Lihatlah yang terjadi dengan PT Freeport Indonesia di wamena papua. sempat
memberhentikan operasional pertambangan beberapa hari karena konflik
perburuhan. Para buruh melakukan mogok kerja dan demo menuntut kenaikan upah.
Tingginya
pergerakan kaum buruh. Membawa dua problema, pertama buruh diera SBY kuat
secara politik untuk memperjuangkan hak-hak mereka. Kedua, bagi SBY sendiri
akan kesulitan dalam mencari investor asing untuk datang ke indonesia karena di
mata para investor. indonesia bukan lagi “surga”. mengigat para buruh tidak
lagi bisa di “tindas” dengan upah yang murah.
Kesejahteraan Buruh ...
SBY
memang telah memberikan hak sipol kaum buruh. Namun tidak dengan hak ekosob.
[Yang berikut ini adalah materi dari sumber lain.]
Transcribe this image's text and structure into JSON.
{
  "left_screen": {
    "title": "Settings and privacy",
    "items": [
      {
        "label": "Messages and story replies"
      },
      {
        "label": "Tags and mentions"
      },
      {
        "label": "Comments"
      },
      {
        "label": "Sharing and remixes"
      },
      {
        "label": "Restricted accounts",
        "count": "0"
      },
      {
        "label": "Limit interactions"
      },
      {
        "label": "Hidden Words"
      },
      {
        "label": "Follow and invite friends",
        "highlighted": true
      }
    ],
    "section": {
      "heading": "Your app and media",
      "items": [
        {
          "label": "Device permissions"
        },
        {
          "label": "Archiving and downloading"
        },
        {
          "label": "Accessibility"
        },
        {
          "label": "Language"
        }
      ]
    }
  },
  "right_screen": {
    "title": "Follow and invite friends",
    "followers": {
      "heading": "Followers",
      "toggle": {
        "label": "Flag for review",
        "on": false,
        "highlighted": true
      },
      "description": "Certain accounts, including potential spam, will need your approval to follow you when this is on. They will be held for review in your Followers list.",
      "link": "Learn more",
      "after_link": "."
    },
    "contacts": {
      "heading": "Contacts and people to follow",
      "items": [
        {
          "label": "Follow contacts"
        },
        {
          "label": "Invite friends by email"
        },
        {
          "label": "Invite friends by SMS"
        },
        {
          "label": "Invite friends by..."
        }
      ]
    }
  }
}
Indikasinya adalah upah buruh yang masih rendah dan diberlakukannya sistem autsourcing.
Sistem ini menjadi “momok” bagi buruh karena sewaktu-waktu mereka dapat
kehilangan kerja.
Aristoteles
dalam bukunya politics beragumentasi “jika mereka (para buruh) tidak merasakan
kesenangan yang seimbang dengan kerja kerasnya, dimana para buruh memperoleh
sedikit, mereka pasti akan menuntut”. Dari argumentatif aritoteles maka dapat
di asumsikan bahwa mencuatnya gerakan buruh di indonesia dengan mensegel
fasilitas publik seperti memblokir jalan tol dan bandarah. akibat dari
kegagalan negara dalam menghujudkan kesejahterakan kaum buruh.
“Tampaknya”
SBY harus belajar dengan jepang dalam hal mensejahterakan buruh. Kalau di
jepang buruh “egan” melakukan mogok kerja atau protes ketika adanya konflik. Pemerintah
jepang sangat tanggap dan cepat dalam menyelesaikan berbagai persoalan
perburuhan. Hak–hak buruh juga diatur dalam konstitusi dan perundang-undangan
jepang. Dan kekuatan hukum buruh di jepang dianggap lebih baik di banding
negara-negara barat.
Kalau
di jepang pemerintahnya ikut berjuang dalam menghujudkan hak-hak buruh. Di
indonesia buruhnya sendiri yang berjuang untuk menghujudkan hak-haknya. Ketika
negara bersekutuh dengan korporat maka yang terjadi adalah perusahaan menjadi
“mesin pencetak uang dan buruh sebagai bahan bakarnya”.
Buruh
di negari akan terus ter-exploitasi apabila presiden dan DPR tidak membuat
regulasi UU yang menjamin hak-hak buruh. Mau berapa banyak lagi redakalisme
buruh terus berkembang, mau berapa banyak lagi TKI/TKW menjadi korban di luar
negeri agar pemerintah dan DPR bertindak ?
Di
saat DPR sibuk dengan gonjang – ganjing beredarnya vidio mesum, disaat Budieono
sibuk dengan meributkan suara azha mesjid. Di saat itulah kasus TKI asal lombok
yang menjadi korban perdangangan organ tubuh terabaikan. Ironis memang dengan alasan
belum mendapatkan laporan dari BNP2TKI presiden dan DPR hanya diam dan belum
melakukan langkah – langkah progresif.
Momentum
1 mei 2012 mungkin tidak bisa di rayakan dengan suka cita. Sebaliknya para
buruh dan mahasiswa akan turun ke jalan. Tujuannya satu mengecam UU tenaga
kerja yang di anggap pro pemodal, fenomena ini rutin setiap tahunnya. Tidak
jarang berakhir bentrok dengan polisi.
“dibalik”
lemahnya negara dalam memperjuangkan hak-hak buruh. Sudah selayaknya buruh bersatu
dan melakukan alternatif politik lain, tidak hanya berdemontrasi dan mogok kerja.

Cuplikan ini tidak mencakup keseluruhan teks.